Eventually Hegley got tired of waiting, sent me an irritable letter. It had been three months, he complained, and he had received nothing. Should he still consider me the writer of the proposed obituaries? I don’t cope well with pressure. I was keen to stay on Hegley’s order form, and suddenly I realized that the most decisive way both to explain my tardiness and to appeal for sympathy would be to tell him that I had been lately dealing with my own rather more proximate obituary: I told Hegley that my father had died a month ago, and that I had not had an ungrieving minute to deal with the work in hand. Hegley wrote back with his condolences. Of course I should take as much time as I wanted.
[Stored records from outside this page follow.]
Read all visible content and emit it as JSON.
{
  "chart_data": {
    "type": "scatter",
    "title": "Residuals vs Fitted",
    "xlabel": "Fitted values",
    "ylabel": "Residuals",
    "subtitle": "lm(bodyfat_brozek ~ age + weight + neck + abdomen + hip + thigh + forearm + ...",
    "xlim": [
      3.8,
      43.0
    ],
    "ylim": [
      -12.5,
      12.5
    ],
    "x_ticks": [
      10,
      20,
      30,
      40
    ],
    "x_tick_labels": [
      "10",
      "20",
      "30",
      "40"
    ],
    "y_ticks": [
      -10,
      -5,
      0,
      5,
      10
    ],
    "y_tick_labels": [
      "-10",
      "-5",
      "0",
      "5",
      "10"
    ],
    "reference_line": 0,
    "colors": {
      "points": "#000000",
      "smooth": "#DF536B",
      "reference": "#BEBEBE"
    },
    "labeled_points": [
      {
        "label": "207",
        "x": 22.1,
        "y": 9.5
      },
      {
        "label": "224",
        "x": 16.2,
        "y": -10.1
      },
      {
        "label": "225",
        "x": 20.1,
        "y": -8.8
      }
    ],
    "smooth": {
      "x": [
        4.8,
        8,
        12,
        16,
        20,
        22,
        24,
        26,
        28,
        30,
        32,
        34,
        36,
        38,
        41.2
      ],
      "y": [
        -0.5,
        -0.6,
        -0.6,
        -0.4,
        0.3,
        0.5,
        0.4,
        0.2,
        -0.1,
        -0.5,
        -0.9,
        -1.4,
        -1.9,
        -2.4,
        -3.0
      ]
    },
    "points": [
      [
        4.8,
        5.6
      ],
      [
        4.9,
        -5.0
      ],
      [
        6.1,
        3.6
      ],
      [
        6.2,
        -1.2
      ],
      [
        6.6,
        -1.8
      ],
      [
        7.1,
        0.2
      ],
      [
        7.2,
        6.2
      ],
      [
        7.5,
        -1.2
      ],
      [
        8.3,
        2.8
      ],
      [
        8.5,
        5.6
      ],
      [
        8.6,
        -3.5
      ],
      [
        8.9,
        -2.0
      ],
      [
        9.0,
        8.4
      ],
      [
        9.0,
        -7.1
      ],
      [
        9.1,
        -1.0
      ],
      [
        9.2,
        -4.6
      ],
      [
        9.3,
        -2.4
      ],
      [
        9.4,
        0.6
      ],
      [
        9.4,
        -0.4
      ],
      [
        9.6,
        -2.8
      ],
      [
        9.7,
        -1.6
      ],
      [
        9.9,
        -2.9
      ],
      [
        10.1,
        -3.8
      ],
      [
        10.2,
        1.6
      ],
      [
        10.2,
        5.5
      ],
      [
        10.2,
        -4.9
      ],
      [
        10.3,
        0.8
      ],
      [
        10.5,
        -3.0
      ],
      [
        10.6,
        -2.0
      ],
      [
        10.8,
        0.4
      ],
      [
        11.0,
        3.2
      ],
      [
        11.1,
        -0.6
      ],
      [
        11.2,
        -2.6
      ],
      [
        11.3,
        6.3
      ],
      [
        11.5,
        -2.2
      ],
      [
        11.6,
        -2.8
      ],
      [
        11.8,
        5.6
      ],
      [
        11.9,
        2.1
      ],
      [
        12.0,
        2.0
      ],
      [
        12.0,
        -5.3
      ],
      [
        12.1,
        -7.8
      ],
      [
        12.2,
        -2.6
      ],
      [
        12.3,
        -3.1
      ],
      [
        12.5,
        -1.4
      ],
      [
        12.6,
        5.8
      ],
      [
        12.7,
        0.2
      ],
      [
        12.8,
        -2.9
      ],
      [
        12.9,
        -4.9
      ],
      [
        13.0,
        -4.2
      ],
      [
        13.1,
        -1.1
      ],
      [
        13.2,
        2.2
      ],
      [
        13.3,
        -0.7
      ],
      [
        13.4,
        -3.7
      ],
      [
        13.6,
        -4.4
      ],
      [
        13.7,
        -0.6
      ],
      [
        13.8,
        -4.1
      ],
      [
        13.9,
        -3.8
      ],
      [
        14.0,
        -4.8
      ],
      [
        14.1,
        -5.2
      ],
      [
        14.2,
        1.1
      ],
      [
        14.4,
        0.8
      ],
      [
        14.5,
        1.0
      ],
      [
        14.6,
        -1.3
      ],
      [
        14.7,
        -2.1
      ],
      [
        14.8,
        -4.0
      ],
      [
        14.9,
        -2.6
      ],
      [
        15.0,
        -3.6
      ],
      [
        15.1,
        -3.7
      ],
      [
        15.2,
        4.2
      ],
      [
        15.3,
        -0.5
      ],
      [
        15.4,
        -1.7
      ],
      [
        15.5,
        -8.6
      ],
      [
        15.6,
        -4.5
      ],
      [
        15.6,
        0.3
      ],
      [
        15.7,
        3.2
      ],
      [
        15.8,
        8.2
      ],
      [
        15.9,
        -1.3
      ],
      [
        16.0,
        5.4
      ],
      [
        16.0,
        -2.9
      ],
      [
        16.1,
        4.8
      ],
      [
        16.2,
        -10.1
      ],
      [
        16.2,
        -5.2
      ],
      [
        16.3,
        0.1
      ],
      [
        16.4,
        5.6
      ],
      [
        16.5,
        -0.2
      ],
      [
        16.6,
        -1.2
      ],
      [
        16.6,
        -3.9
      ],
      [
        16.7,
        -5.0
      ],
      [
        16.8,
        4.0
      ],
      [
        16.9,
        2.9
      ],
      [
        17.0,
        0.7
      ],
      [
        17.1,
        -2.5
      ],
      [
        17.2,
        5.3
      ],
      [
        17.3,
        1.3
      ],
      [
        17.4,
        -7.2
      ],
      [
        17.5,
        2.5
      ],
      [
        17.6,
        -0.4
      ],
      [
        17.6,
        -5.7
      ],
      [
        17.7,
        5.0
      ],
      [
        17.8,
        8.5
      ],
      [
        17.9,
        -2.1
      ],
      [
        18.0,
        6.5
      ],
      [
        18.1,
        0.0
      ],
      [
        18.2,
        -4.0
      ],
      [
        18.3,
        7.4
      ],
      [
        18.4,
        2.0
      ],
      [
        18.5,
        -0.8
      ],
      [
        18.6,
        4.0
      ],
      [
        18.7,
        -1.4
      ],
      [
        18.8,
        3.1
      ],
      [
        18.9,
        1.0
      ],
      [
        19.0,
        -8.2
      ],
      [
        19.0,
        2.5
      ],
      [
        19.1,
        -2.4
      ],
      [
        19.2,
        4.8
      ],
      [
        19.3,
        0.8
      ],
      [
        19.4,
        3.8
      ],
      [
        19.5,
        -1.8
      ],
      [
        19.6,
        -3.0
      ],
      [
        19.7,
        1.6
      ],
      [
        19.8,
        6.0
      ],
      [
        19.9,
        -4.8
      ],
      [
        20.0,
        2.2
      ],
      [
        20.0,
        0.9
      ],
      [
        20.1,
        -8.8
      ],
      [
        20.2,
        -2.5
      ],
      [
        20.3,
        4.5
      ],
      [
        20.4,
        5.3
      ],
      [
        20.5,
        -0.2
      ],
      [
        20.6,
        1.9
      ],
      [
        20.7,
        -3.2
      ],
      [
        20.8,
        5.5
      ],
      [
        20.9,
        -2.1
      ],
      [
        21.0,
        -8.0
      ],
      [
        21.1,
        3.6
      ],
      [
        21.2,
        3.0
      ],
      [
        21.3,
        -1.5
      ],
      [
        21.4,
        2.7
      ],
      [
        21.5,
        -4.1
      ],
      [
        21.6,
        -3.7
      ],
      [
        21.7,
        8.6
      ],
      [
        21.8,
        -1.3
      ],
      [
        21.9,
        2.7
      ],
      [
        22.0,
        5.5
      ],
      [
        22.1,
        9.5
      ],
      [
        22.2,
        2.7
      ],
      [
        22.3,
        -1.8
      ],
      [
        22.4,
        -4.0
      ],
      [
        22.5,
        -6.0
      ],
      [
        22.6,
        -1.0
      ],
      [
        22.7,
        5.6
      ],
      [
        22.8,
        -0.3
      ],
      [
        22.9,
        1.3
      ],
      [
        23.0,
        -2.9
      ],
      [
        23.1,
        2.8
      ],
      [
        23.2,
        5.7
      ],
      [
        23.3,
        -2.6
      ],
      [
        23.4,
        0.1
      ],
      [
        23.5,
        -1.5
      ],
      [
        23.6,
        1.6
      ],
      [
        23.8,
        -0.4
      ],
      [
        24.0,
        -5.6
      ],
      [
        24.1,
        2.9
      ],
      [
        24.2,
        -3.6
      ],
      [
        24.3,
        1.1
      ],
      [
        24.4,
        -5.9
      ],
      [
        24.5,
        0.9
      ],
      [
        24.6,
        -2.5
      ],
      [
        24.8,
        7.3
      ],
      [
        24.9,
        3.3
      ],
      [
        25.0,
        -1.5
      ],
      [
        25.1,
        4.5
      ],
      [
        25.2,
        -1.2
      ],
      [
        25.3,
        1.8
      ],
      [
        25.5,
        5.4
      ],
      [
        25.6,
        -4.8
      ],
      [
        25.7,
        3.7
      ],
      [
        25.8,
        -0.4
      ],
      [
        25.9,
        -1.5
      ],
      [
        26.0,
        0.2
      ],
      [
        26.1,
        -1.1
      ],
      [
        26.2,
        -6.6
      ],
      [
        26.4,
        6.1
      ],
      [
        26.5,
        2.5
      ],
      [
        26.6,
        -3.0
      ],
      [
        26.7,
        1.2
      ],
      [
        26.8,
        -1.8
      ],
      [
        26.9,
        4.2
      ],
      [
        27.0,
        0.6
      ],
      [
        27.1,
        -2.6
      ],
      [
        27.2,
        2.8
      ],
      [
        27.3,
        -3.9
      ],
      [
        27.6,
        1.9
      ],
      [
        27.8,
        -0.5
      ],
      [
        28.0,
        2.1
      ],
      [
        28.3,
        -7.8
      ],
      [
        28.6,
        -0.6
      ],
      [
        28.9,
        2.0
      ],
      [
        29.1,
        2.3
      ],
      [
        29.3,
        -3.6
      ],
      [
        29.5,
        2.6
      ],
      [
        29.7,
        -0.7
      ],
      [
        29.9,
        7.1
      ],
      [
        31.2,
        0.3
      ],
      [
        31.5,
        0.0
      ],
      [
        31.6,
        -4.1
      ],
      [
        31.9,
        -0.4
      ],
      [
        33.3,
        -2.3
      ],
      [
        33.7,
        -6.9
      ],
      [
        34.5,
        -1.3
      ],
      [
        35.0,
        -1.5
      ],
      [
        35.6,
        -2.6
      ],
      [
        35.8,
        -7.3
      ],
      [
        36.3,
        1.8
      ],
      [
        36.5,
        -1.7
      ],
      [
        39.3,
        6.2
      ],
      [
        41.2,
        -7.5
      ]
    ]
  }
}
This worked so well that I told a similar lie a month later, after I received a letter from the Inland Revenue about outstanding taxes payable on various part-time jobs I had had over the years. Usually I ignore these kinds of communications, but this one had an imperious glower and for some reason my name was printed in bold capitals: THOMAS BUNTING. I opened it to find myself summoned to attend a “hearing” in Wembley. There I would be “assessed” by government auditors. If there were any extenuating circumstances, any good reason for the tardiness of my payments, I should explain myself in writing, and at the hearing this letter would be read out in my defence.
That was how I found myself three weeks later sitting at an unnatural table—that caramel-municipal sheen found in so many offices—opposite four men in suits, one of whom was reading out my letter. It explained that due to the recent death of my father, and the heavy business related to the tidying up of his estate, I had fallen behind in the paying of my taxes. I was truly sorry to have found myself in this position but the last three months had been a period of grief and shock as well as distraction, and might I presume on the leniency and compassion (this word underlined) of the assessors to grant me another six months to get my taxes in order? This was read out in a flat, bored voice so that, if one closed one’s eyes, one would swear that the reader—a terribly thin man—was simultaneously doing something else. I kept my eyes down and strove to appear slumped in grief.
The stay of execution was granted. Of course, my father was alive then. I had calculated that an extreme measure would work. I would not have written those letters had I known that my father would be dead within a year of my writing them.
But we can’t schedule the consequences of our lies.
The third of these “denials” took place after my father’s death, and was not a lie, but by then it felt like one. When I recently told Jimmy Madeiros, the manager of the underground porter-packer division at Harrods, where I worked this summer, that my father had just died, and that therefore I couldn’t continue with the job, I was telling the truth. But it seemed like a lie, because I saw at once that he didn’t really believe me. So I felt cheated. When I’m not lying I think I should almost get credit for it; it is like that wise saying in the Talmud—“The thief who lacks an opportunity to steal feels like an honest man.”